Law Reporter, Sep 2002

School district policy requiring drug testing for all students participating in competitive extracurricular activities is constitutional.

Board of Educ. of Indep. Sch. Dist. No. 92 v. Earls, 122 S. Ct. 2559 (2002).

The U.S. Supreme Court held that a school district policy that requires all students participating in competitive extracurricular activities to submit to drug testing is a reasonable means of preventing and deterring drug use among schoolchildren and, therefore, does not violate Fourth Amendment protections against unreasonable searches.

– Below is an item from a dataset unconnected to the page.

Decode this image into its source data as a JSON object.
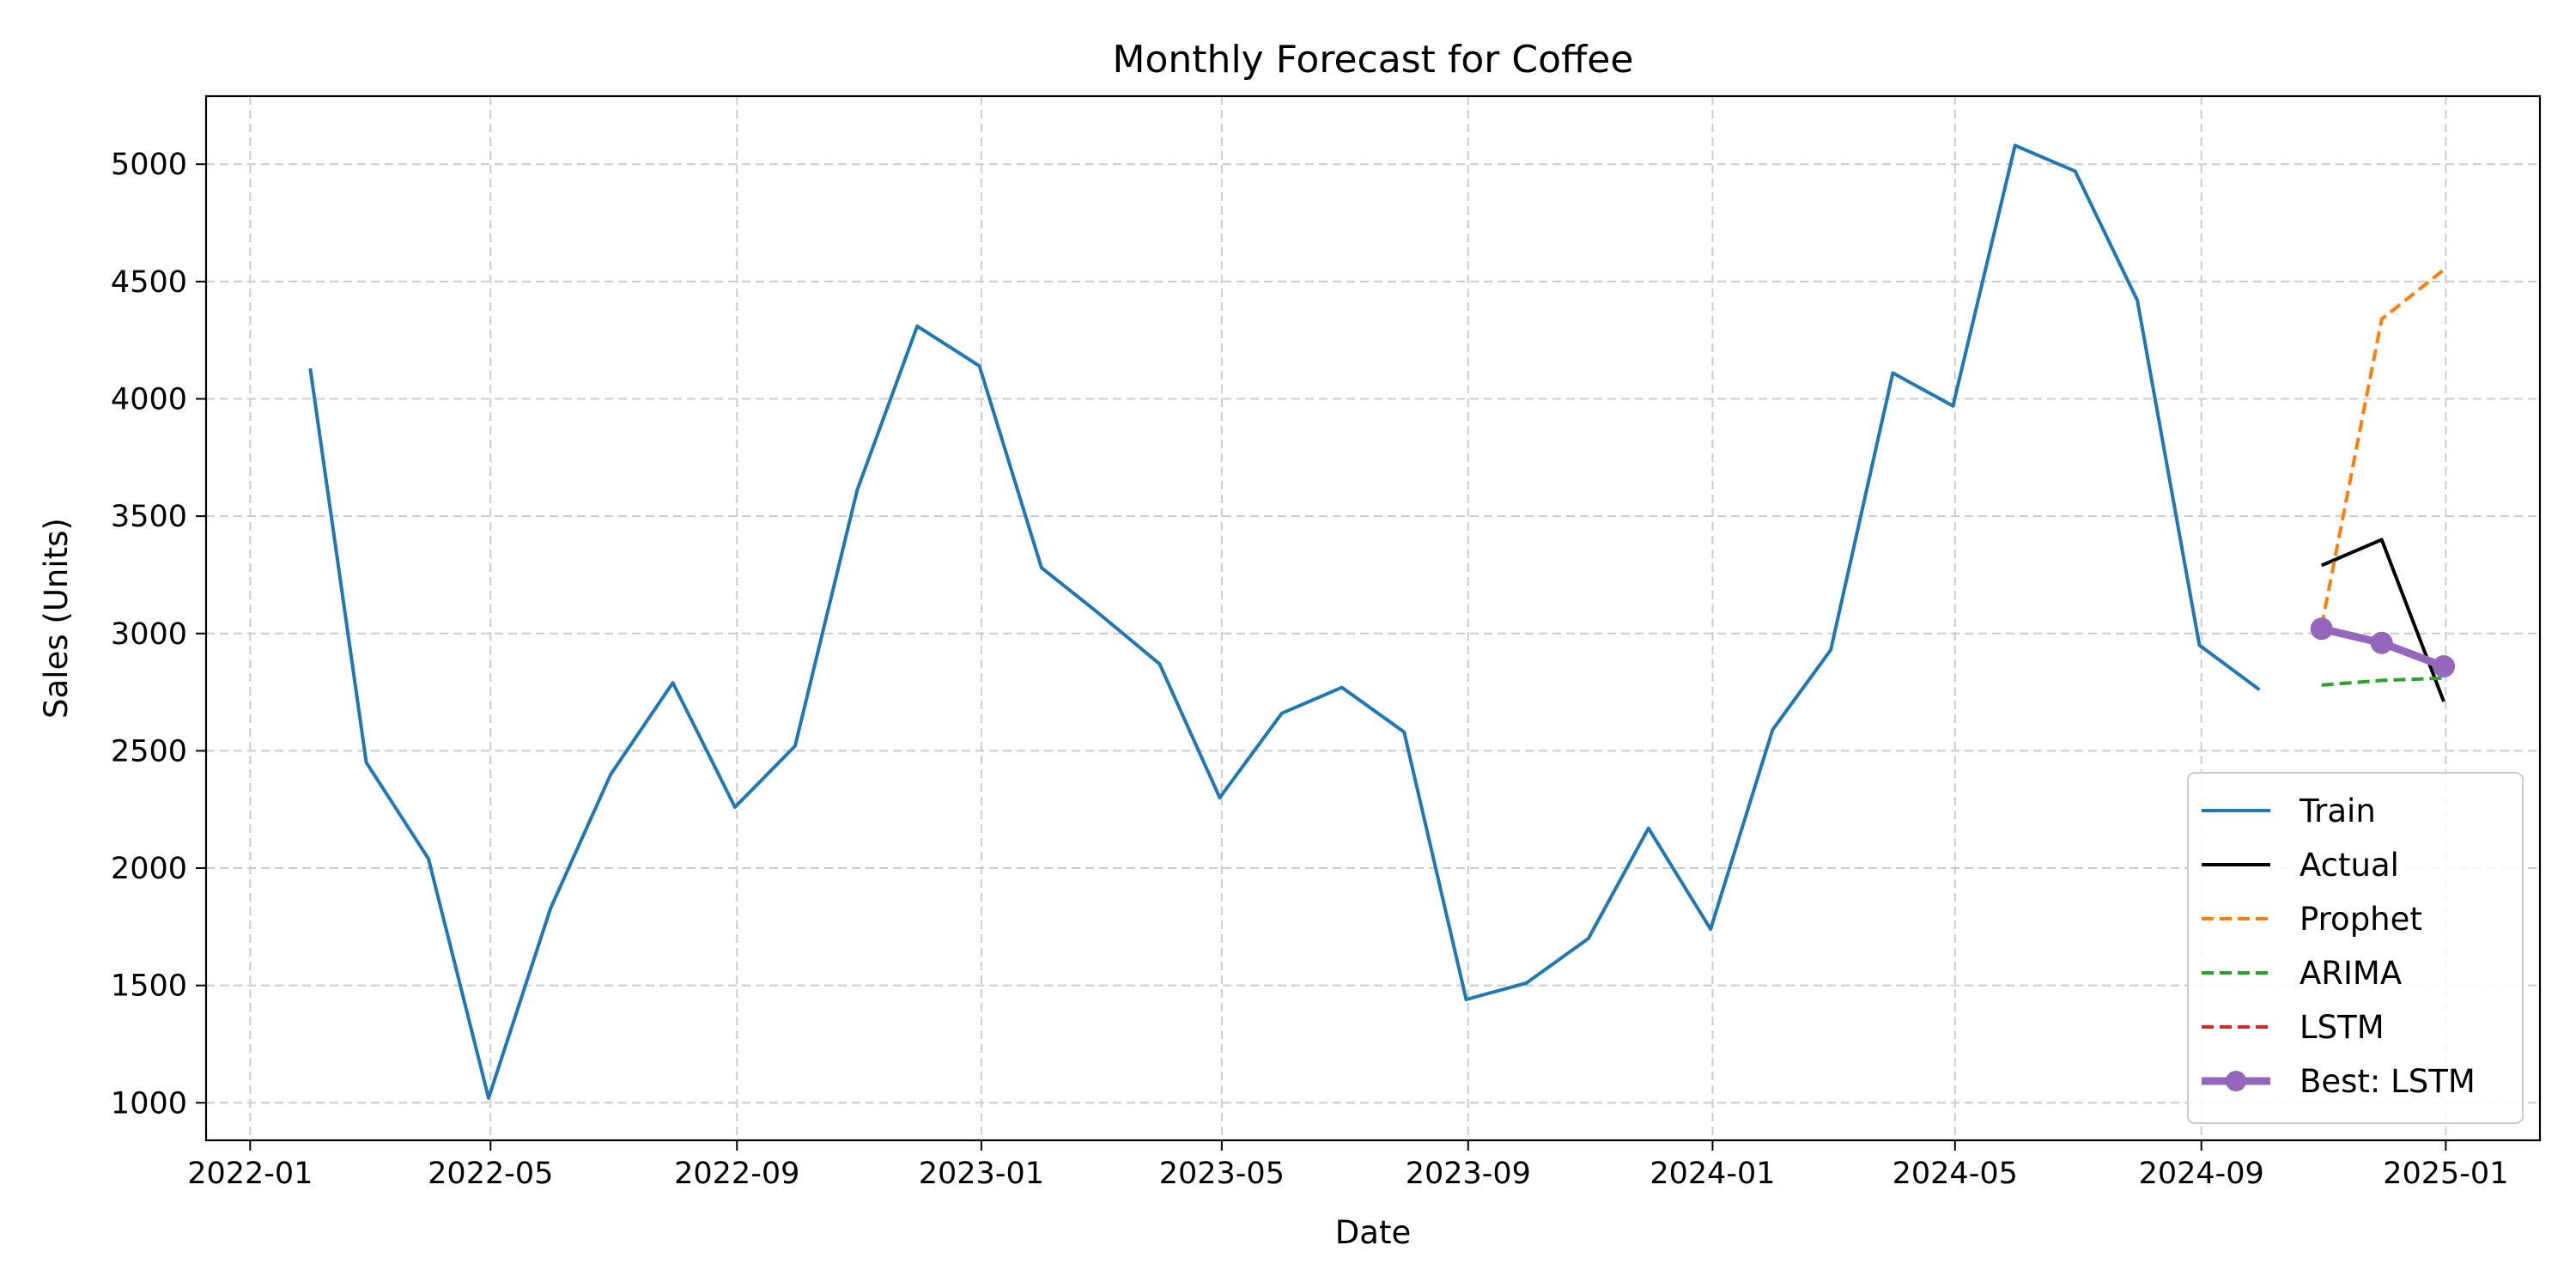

Here, two high school students and their parents sued a school district, alleging that defendant's policy requiring that all middle and high school students participating in school-sanctioned competitive extracurricular activities submit to urinalysis testing for drug use violated the Fourth Amendment. The trial court granted defendant summary judgment, citing Vcrnonia Sch. Dist. 47J v. Acton, 515 U.S. 646 (1995), which upheld suspicionless drug testing of student athletes. The Tenth Circuit Court of Appeals reversed, finding that a school district could not impose a suspicionless drug testing policy unless it showed an identifiable drug abuse problem among a sufficient number of those subjected to testing and that testing the group would actually redress the problem. Because defendant had failed to demonstrate a drug problem within the relevant group, the Tenth Circuit found the policy unconstitutional.

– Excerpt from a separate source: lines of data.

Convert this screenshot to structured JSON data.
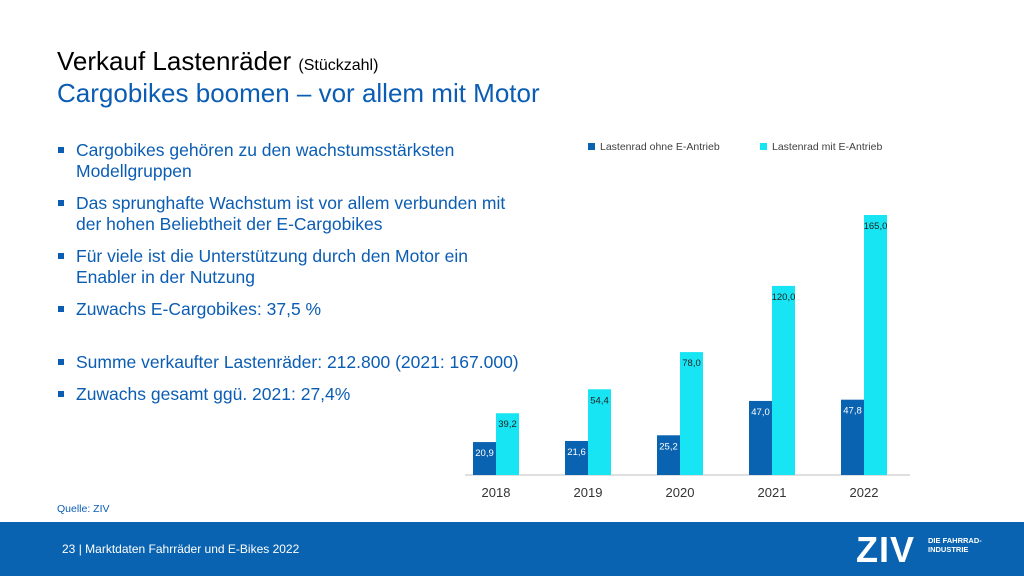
{
  "slide": {
    "title": "Verkauf Lastenräder",
    "title_note": "(Stückzahl)",
    "subtitle": "Cargobikes boomen – vor allem mit Motor",
    "bullets": [
      "Cargobikes gehören zu den wachstumsstärksten Modellgruppen",
      "Das sprunghafte Wachstum ist vor allem verbunden mit der hohen Beliebtheit der E-Cargobikes",
      "Für viele ist die Unterstützung durch den Motor ein Enabler in der Nutzung",
      "Zuwachs E-Cargobikes: 37,5 %",
      "Summe verkaufter Lastenräder: 212.800 (2021: 167.000)",
      "Zuwachs gesamt ggü. 2021: 27,4%"
    ],
    "source": "Quelle: ZIV"
  },
  "footer": {
    "page_number": "23",
    "text": "Marktdaten Fahrräder und E-Bikes 2022",
    "logo": "ZIV",
    "logo_sub": "DIE FAHRRAD-INDUSTRIE"
  },
  "colors": {
    "dark_blue": "#0a63b0",
    "light_blue": "#17e5f3",
    "text_blue": "#0b5db3",
    "footer_bg": "#0a63b0"
  },
  "chart_data": {
    "type": "bar",
    "categories": [
      "2018",
      "2019",
      "2020",
      "2021",
      "2022"
    ],
    "series": [
      {
        "name": "Lastenrad ohne E-Antrieb",
        "values": [
          20.9,
          21.6,
          25.2,
          47.0,
          47.8
        ],
        "labels": [
          "20,9",
          "21,6",
          "25,2",
          "47,0",
          "47,8"
        ],
        "color": "#0a63b0"
      },
      {
        "name": "Lastenrad mit E-Antrieb",
        "values": [
          39.2,
          54.4,
          78.0,
          120.0,
          165.0
        ],
        "labels": [
          "39,2",
          "54,4",
          "78,0",
          "120,0",
          "165,0"
        ],
        "color": "#17e5f3"
      }
    ],
    "ylim": [
      0,
      165
    ],
    "grid": false,
    "legend": "top"
  }
}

Reversing the Tenth Circuit, the Court found that the reasonableness of a search must be determined by balancing the nature of the intrusion on the individual's privacy against the promotion of legitimate governmental interests. With respect to the privacy interest here, the Court said the reasonableness of searches in a school setting must be evaluated in light of the special needs that inhere in the school context. Specifically, the Court noted that students are committed to the temporary custody of schools, which are responsible for maintaining discipline, health, and safety. Citing Vernonia, the Court explained that in such a setting students have a limited privacy interest and that securing order in school at times requires that students be subjected to greater control than would be appropriate for adults.

The Court rejected plaintiffs' contention that students here had a higher expectation of privacy than the athletes in Vernonia because these students were not subjected to regular physicals and communal undress. While finding that this distinction was not essential to the holding in Vernonia-which depended primarily on the school's custodial responsibility and authority-the Court said that students participating in competitive extracurricular activities also voluntarily subjected themselves to intrusions on their privacy. Specifically, the Court noted that these activities are governed by rules established by a state activities association and that a faculty sponsor monitors student compliance with various rules applicable to the activities.

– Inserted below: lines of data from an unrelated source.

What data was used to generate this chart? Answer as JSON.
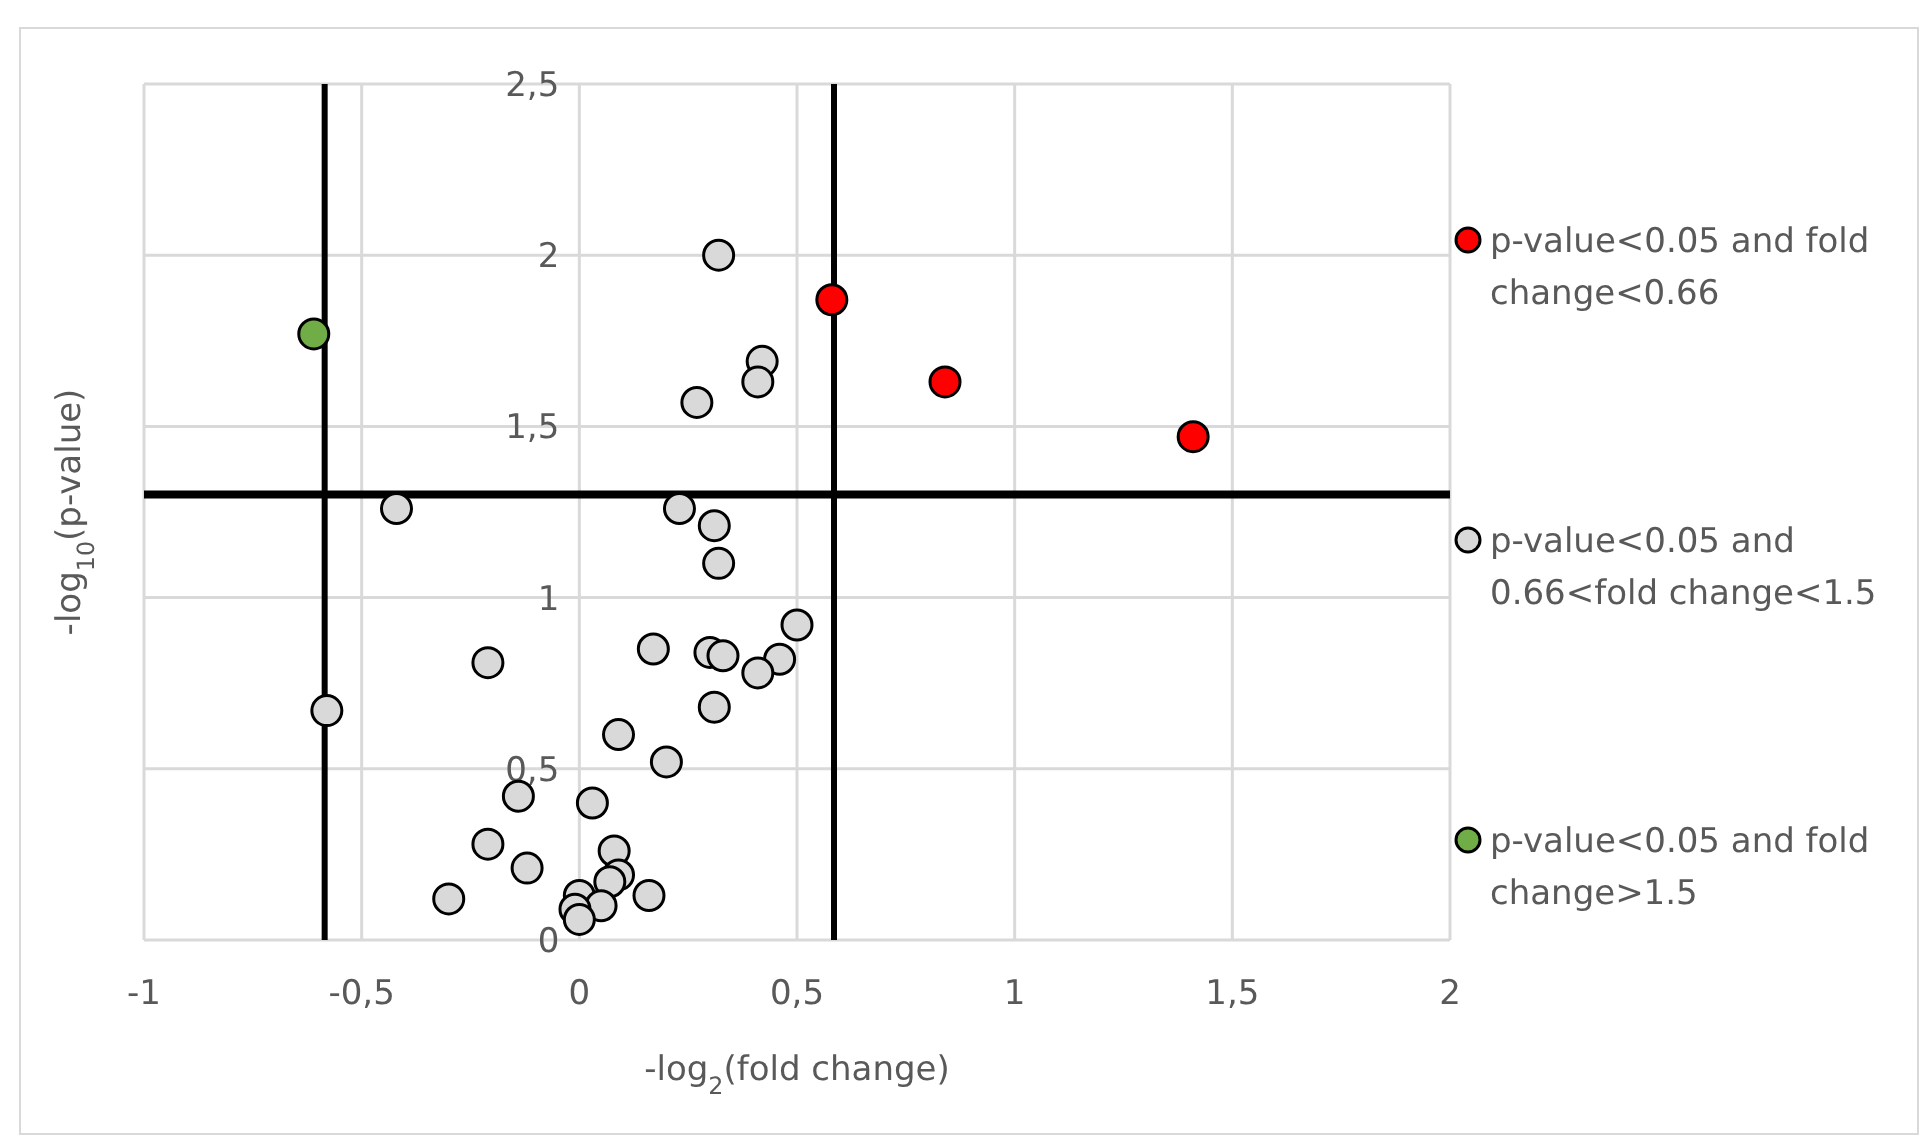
{
  "chart_data": {
    "type": "scatter",
    "xlabel": "-log$_{2}$(fold change)",
    "ylabel": "-log$_{10}$(p-value)",
    "xlim": [
      -1,
      2
    ],
    "xticks": [
      {
        "value": -1,
        "label": "-1"
      },
      {
        "value": -0.5,
        "label": "-0,5"
      },
      0,
      {
        "value": 0.5,
        "label": "0,5"
      },
      1,
      {
        "value": 1.5,
        "label": "1,5"
      },
      2
    ],
    "ylim": [
      0,
      2.5
    ],
    "yticks": [
      0,
      {
        "value": 0.5,
        "label": "0,5"
      },
      1,
      {
        "value": 1.5,
        "label": "1,5"
      },
      2,
      {
        "value": 2.5,
        "label": "2,5"
      }
    ],
    "grid": true,
    "legend": "right",
    "marker": "circle",
    "ref_lines": [
      {
        "axis": "x",
        "value": -0.585,
        "color": "#000000"
      },
      {
        "axis": "x",
        "value": 0.585,
        "color": "#000000"
      },
      {
        "axis": "y",
        "value": 1.301,
        "color": "#000000"
      }
    ],
    "series": [
      {
        "name": "p-value<0.05 and fold change<0.66",
        "color": "#ff0000",
        "x": [
          0.58,
          0.84,
          1.41
        ],
        "values": [
          1.87,
          1.63,
          1.47
        ]
      },
      {
        "name": "p-value<0.05 and 0.66<fold change<1.5",
        "color": "#d9d9d9",
        "x": [
          0.32,
          0.42,
          0.41,
          0.27,
          -0.42,
          0.23,
          0.31,
          0.32,
          0.5,
          0.17,
          0.3,
          0.33,
          0.46,
          0.41,
          -0.21,
          -0.58,
          0.31,
          0.09,
          0.2,
          -0.14,
          0.03,
          -0.21,
          -0.12,
          0.08,
          0.09,
          0.07,
          0.16,
          -0.3,
          0,
          0.05,
          -0.01,
          0
        ],
        "values": [
          2.0,
          1.69,
          1.63,
          1.57,
          1.26,
          1.26,
          1.21,
          1.1,
          0.92,
          0.85,
          0.84,
          0.83,
          0.82,
          0.78,
          0.81,
          0.67,
          0.68,
          0.6,
          0.52,
          0.42,
          0.4,
          0.28,
          0.21,
          0.26,
          0.19,
          0.17,
          0.13,
          0.12,
          0.13,
          0.1,
          0.09,
          0.06
        ]
      },
      {
        "name": "p-value<0.05 and fold change>1.5",
        "color": "#70ad47",
        "x": [
          -0.61
        ],
        "values": [
          1.77
        ]
      }
    ]
  }
}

The Court also found that the testing here was only minimally intrusive, noting that students provided the urine sampies from inside a closed stall while being monitored by a faculty member outside the stall. Further, the policy required that test results be kept confidential and separate from other student files and released to school personnel only on a "need to know" basis. In addition, the Court explained that the results were not turned over to law enforcement authorities and did not lead to discipline or academic consequences.

The Court also said that the government's interest in addressing student drug use justified the policy. The Court explained that the drug-related health and safety risks identified in Vernonia applied with equal force to the school district's children here and that defendant had presented specific evidence of drug use in its schools sufficient to shore up the need for its drug testing program. Adding that it was not necessary for defendant to show a particularized or pervasive drug problem to justify the program, the Court said the need to prevent and deter the substantial harm of childhood drug use provided the necessary immediacy for a drug testing policy.